With his natural likability, boyish good looks and straight-talking media manner, not to mention his immense skill, Hunter quickly became snooker's poster boy for the modern era.
No wonder then, that he was nicknamed 'The Snooker World's Beckham'.
Facing Adversity: A Fight Against Cancer
In that year, a year that should have been the peak of his powers, Hunter was told he had cancer and would later undergo cancer therapy.
Multiple accounts from across the professional tour speak of the man's extraordinary dedication to fulfill commitments to exhibitions, events and press interviews, all while enduring treatment.
Despite difficult symptoms, Hunter continued to compete through the illness and received a rapturous applause at The famous Sheffield venue when he competed in the World Championships that year.
When he succumbed in autumn 2006, snooker's tight community lost one of its cherished personalities.
"It's awful," Kristina says. "It is a terrible thing for any mum and dad to lose a child."
An Enduring Legacy: Inspiring Youth
Hunter's true legacy would be felt not in palaces and castles but in snooker halls and clubs across the UK.
The charity in his name, set up before his death, would provide accessible training to young people all over the country.
The initiative was so successful that, according to reports, anti-social behavior in some areas dropped significantly.
"The goal was for a program to help provide a positive outlet," one official said.
The Foundation helped establish the basis for a major coaching programme, which has opened up playing opportunities to children globally.

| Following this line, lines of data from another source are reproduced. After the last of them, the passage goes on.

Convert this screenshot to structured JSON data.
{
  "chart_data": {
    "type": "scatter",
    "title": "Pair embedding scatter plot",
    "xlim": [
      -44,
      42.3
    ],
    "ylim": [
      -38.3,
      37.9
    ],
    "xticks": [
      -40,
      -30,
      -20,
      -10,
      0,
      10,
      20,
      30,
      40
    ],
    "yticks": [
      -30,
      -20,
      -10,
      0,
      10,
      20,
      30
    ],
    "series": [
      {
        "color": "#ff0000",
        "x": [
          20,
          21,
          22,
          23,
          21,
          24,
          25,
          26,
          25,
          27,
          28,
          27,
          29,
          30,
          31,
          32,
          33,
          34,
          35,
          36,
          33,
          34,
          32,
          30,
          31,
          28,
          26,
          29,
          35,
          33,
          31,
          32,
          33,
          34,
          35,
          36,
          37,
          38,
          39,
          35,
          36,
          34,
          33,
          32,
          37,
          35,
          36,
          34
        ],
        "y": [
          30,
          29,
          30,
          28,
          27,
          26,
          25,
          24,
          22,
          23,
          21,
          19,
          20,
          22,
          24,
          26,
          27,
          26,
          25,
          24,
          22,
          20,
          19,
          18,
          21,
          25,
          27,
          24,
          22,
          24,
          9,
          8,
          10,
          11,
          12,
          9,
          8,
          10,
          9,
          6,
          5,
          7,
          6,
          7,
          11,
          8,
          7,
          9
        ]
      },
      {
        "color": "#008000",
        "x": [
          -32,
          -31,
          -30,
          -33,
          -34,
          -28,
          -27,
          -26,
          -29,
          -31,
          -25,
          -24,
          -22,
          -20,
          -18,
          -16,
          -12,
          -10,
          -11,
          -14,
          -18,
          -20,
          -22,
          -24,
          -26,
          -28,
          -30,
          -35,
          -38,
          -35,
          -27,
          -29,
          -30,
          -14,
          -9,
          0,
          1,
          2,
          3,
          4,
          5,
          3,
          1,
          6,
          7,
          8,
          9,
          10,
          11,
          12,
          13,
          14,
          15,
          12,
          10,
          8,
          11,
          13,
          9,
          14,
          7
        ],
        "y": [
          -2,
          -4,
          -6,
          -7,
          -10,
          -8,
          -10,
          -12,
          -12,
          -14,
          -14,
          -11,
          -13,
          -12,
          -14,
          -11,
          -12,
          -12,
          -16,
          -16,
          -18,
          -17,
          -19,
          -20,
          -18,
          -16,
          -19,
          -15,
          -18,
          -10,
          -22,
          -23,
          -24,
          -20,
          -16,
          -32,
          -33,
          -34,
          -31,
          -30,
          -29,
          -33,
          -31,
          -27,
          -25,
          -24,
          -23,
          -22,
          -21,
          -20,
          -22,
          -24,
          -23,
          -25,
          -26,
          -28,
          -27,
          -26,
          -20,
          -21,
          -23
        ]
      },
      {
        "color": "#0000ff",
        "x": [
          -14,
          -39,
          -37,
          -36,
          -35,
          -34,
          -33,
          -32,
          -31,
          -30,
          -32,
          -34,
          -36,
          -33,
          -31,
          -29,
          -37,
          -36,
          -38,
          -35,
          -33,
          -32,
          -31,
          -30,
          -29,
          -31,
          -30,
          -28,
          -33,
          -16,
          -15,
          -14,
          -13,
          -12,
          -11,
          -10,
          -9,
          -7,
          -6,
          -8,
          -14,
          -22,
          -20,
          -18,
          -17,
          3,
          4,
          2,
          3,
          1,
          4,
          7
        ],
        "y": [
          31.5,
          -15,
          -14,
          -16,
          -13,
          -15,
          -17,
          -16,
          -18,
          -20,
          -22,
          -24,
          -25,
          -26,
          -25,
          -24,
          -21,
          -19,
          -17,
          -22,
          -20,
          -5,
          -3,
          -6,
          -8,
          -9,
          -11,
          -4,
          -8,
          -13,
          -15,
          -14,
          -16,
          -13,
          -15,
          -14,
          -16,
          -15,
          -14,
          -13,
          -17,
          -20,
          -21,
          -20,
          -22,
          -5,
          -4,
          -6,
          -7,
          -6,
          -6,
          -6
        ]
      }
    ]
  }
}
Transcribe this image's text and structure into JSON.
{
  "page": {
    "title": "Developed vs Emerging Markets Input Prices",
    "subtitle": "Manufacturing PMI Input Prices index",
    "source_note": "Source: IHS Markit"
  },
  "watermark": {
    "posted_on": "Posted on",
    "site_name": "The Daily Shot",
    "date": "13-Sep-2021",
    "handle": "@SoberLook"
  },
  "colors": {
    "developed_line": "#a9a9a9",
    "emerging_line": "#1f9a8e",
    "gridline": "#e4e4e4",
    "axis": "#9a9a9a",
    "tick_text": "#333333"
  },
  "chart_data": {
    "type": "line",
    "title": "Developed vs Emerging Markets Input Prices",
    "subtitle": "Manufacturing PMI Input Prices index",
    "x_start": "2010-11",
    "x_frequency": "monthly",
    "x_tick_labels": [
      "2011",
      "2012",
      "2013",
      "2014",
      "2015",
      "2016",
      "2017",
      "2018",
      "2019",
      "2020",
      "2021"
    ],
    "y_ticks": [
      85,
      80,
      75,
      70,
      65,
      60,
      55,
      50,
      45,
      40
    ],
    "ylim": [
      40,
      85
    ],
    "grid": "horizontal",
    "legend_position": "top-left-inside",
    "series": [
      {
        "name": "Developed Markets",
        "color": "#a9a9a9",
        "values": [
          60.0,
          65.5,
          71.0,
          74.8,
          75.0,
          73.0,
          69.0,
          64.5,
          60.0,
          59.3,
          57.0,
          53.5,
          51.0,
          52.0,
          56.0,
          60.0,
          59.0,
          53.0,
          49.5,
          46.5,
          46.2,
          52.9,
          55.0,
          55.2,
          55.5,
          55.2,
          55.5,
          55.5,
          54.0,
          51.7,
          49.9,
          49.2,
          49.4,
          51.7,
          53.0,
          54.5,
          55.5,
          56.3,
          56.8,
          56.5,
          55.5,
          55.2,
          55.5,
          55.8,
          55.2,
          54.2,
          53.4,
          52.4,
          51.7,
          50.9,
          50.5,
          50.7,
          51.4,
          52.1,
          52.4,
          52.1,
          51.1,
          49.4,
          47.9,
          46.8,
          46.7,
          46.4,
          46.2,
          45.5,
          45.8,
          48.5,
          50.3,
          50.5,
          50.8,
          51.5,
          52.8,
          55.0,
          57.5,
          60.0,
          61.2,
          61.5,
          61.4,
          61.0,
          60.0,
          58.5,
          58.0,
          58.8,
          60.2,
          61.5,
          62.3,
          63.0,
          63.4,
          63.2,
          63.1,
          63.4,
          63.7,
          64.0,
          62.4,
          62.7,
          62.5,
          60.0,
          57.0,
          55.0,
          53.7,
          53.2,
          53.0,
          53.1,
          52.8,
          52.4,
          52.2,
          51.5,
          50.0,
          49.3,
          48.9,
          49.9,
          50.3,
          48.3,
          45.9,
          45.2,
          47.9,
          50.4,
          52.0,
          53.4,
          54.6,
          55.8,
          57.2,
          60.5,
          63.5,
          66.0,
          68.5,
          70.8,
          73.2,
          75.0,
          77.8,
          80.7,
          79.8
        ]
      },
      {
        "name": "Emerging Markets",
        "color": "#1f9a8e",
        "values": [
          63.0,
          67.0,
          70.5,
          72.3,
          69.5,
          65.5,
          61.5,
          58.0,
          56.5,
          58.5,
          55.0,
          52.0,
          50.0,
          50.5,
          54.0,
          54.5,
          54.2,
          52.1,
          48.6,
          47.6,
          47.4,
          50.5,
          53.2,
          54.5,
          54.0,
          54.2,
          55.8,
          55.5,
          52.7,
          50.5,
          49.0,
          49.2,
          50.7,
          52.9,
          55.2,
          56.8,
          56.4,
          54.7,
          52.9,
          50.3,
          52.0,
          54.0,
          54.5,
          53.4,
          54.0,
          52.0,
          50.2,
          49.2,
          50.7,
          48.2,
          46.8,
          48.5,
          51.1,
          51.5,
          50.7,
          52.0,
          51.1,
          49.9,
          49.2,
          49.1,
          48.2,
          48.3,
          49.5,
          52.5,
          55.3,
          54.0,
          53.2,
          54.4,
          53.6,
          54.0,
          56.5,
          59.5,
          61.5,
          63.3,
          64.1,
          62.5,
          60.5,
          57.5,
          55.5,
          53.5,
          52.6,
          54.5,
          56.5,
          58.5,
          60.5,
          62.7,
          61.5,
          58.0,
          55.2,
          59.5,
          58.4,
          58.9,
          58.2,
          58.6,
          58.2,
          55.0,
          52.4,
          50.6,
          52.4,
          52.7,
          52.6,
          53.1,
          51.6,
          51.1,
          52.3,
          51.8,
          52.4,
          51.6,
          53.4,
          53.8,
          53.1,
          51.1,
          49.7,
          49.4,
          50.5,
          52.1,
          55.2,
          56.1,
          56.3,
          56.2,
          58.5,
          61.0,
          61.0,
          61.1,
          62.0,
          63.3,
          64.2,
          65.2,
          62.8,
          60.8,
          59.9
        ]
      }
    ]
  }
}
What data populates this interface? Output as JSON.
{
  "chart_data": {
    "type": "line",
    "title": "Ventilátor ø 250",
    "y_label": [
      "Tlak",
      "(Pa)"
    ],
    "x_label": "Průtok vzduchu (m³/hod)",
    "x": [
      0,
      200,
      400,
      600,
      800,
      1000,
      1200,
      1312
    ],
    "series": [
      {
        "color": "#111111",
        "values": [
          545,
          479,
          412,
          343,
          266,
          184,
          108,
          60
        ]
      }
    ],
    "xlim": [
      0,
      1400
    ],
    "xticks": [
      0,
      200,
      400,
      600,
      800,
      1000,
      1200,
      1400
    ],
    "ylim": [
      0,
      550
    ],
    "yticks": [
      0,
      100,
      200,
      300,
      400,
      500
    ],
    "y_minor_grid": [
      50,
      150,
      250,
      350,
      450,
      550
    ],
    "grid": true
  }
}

"It would have thrilled him what we've done with the sport and where it is today," a leading figure in the sport stated.
Never Forgotten: 20 Years Later
Historic matches of their son's matches via the internet help his parents stay "close to him".
"I can bring it up and I can watch Paul whenever I wish," Kristina says. "It's wonderful!"
"We like to reminisce about Paul," she adds. "Before it would be tears, but I'd rather somebody remember him than him not be mentioned at all."
Even though he never won the World Championship, the widespread belief that Hunter would have secured snooker's top honor is etched into the sport's folklore.
The Masters, the competition with which he is most associated, commences later this month. The winner will lift the memorial cup.
But for all his achievements, two decades after his death it is Paul Hunter's character, as much his spectacular skill with a cue, that will ensure he is forever celebrated.